A middle click on the Desktop shows the Workspaces in use and the applications open on them. You can select the Workspace to go to from there too.
Menus / WhiskerMenu
Korora Xfce includes the Alacarte menu editor. It provides an editing facility for the menu but doesn’t cover the Settings menu.
To use alacarte right click on the menu icon on the panel, select Properties which opens the Menu preferences and there is a button the Edit Menu. On that screen there are a number of options for the menu, the first option is ‘Show generic names’. If you have more than one application of the same type installed, e.g. 2 browsers, unselect this so you will see the name of the application not just a generic title.
As well as the standard menu on the panel you can find and start applications using the Application Finder (on the menu or ‘alt + F3’). You can also right click on the desktop and select Applications. The right click Applications menu can be hidden by selecting ‘None’ for Desktop Icons under Desktop Settings.
Many people prefer the Whisker Menu so it is the default in Korora. It has the best features of the menu and the Application Finder in one application. Add it to a panel as described in the Panel section above.

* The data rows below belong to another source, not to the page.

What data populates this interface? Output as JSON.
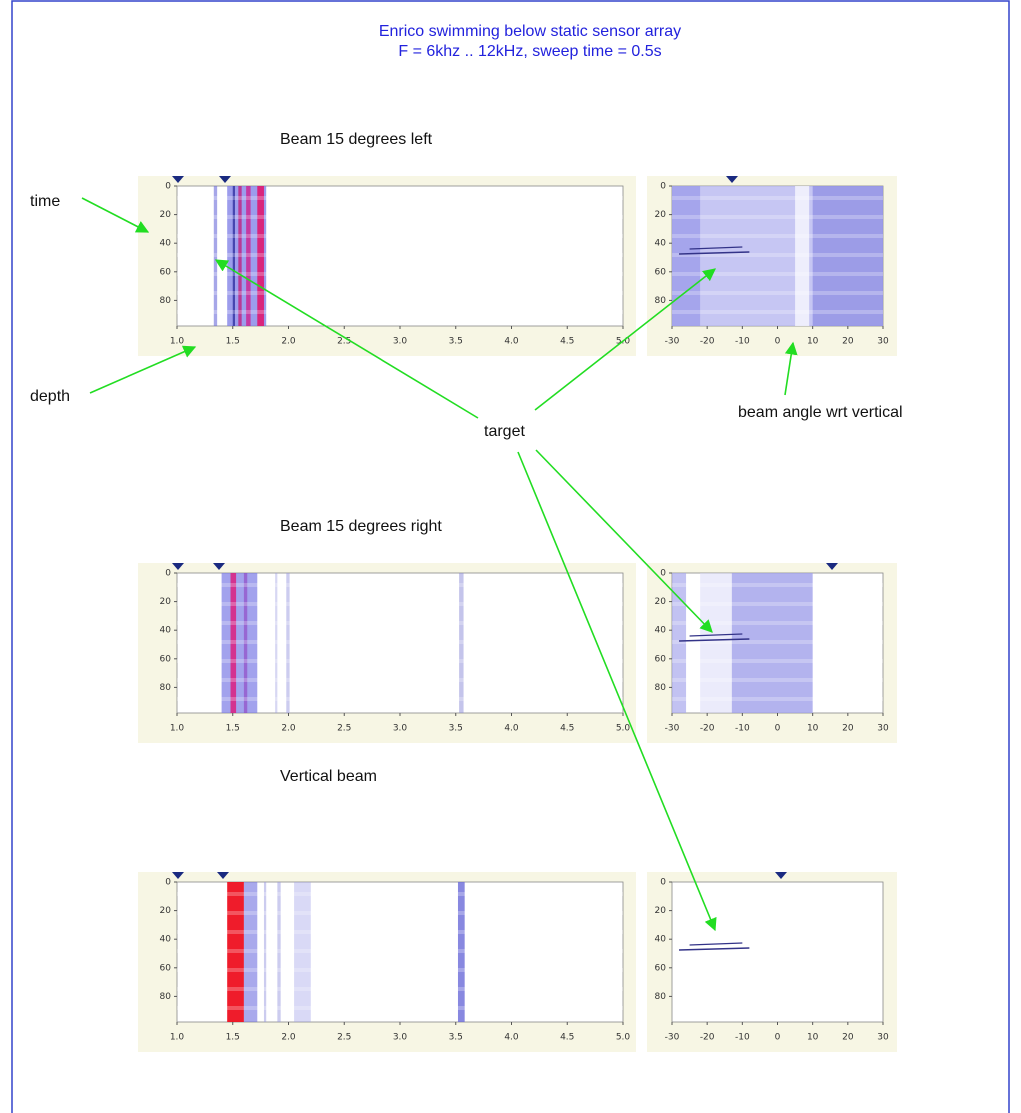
{
  "header": {
    "title": "Enrico swimming below static sensor array",
    "subtitle": "F = 6khz .. 12kHz, sweep time = 0.5s"
  },
  "sections": [
    {
      "heading": "Beam 15 degrees left"
    },
    {
      "heading": "Beam 15 degrees right"
    },
    {
      "heading": "Vertical beam"
    }
  ],
  "axes": {
    "time_ticks": [
      "0",
      "20",
      "40",
      "60",
      "80"
    ],
    "depth_ticks": [
      "1.0",
      "1.5",
      "2.0",
      "2.5",
      "3.0",
      "3.5",
      "4.0",
      "4.5",
      "5.0"
    ],
    "angle_ticks": [
      "-30",
      "-20",
      "-10",
      "0",
      "10",
      "20",
      "30"
    ]
  },
  "annotations": {
    "time": "time",
    "depth": "depth",
    "target": "target",
    "beam_angle": "beam angle wrt vertical"
  }
}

There are preferences that can be set for WhiskerMenu. To access the preferences right click on WhiskerMenu on the panel and select Properties.
You can add a user icon to the Whisker menu by creating an image file called ‘.face’ in your home directory.
Moving, Zooming and Resizing Windows and the Desktop
While holding a mouse click and the alt key you can move any window simply by dragging.
Similarly while holding a right mouse click and the alt key you can resize any window simply by dragging.
Using the scroll wheel on your mouse while holding down the alt key will zoom the desktop.
A double click while holding the Alt key will return a maximised window to its former size.
You can select another key in place of the Alt key in Settings – Window Manager Tweaks – Accessibility.
Many people like to take shots of their screen, sometimes to record their current configuration, maybe to share on social media or if creating guides like this one. Screenshots can also be useful to explain issues you may be having. Whatever the reason Xfce has a very useful screenshooter called Xfce4-screenshooter.
It can take shots of the whole screen, the active window or a user selected region of the screen. In Korora there are keyboard shortcuts set for the whole screen and the active window, they are PrtSc and Alt + PrtSc respectively. I also add a shortcut for a region, (I use Ctrl + PrtSc). If used from the command line use option -f for full screen, -w for active window and -r for a region.
When using the region option the screen will darken and a crosshair will appear. Use this to select the area and then a window will appear with options.
There is also a delay option which gives time to select the active window or display some other part of the desktop such as a tooltip, menu or panel plugin.
In 4.12 there is also the option to upload your screen shot to ZimageZ or Imgur. See ‘man xfce4-screenshooter’ for all the options.
Recent versions of Korora include the Screenfetch utility which can be run in a terminal to display the system details. This makes an interesting and informative addition to your screenshots.
Once you have set up your Xfce desktop the way you want you should back your settings so you don’t have to do it all again. From your home directory /home/username you need to backup the .config directory and the .gtkrc-2.0 file. Actually the .config directory holds more than the Xfce settings it also has settings for many applications.
There is a good thread on the Fedora Forum on customising Xfce, it is a bit old but still accurate.
As well as the Korora support options you can get help on Xfce on the Xfce forums and the Fedora Xfce mailing list. There is also the #xfce channel on freenode. The Korora option provides general support however the other options are Xfce specific.
This page was last updated on 7th August 2017.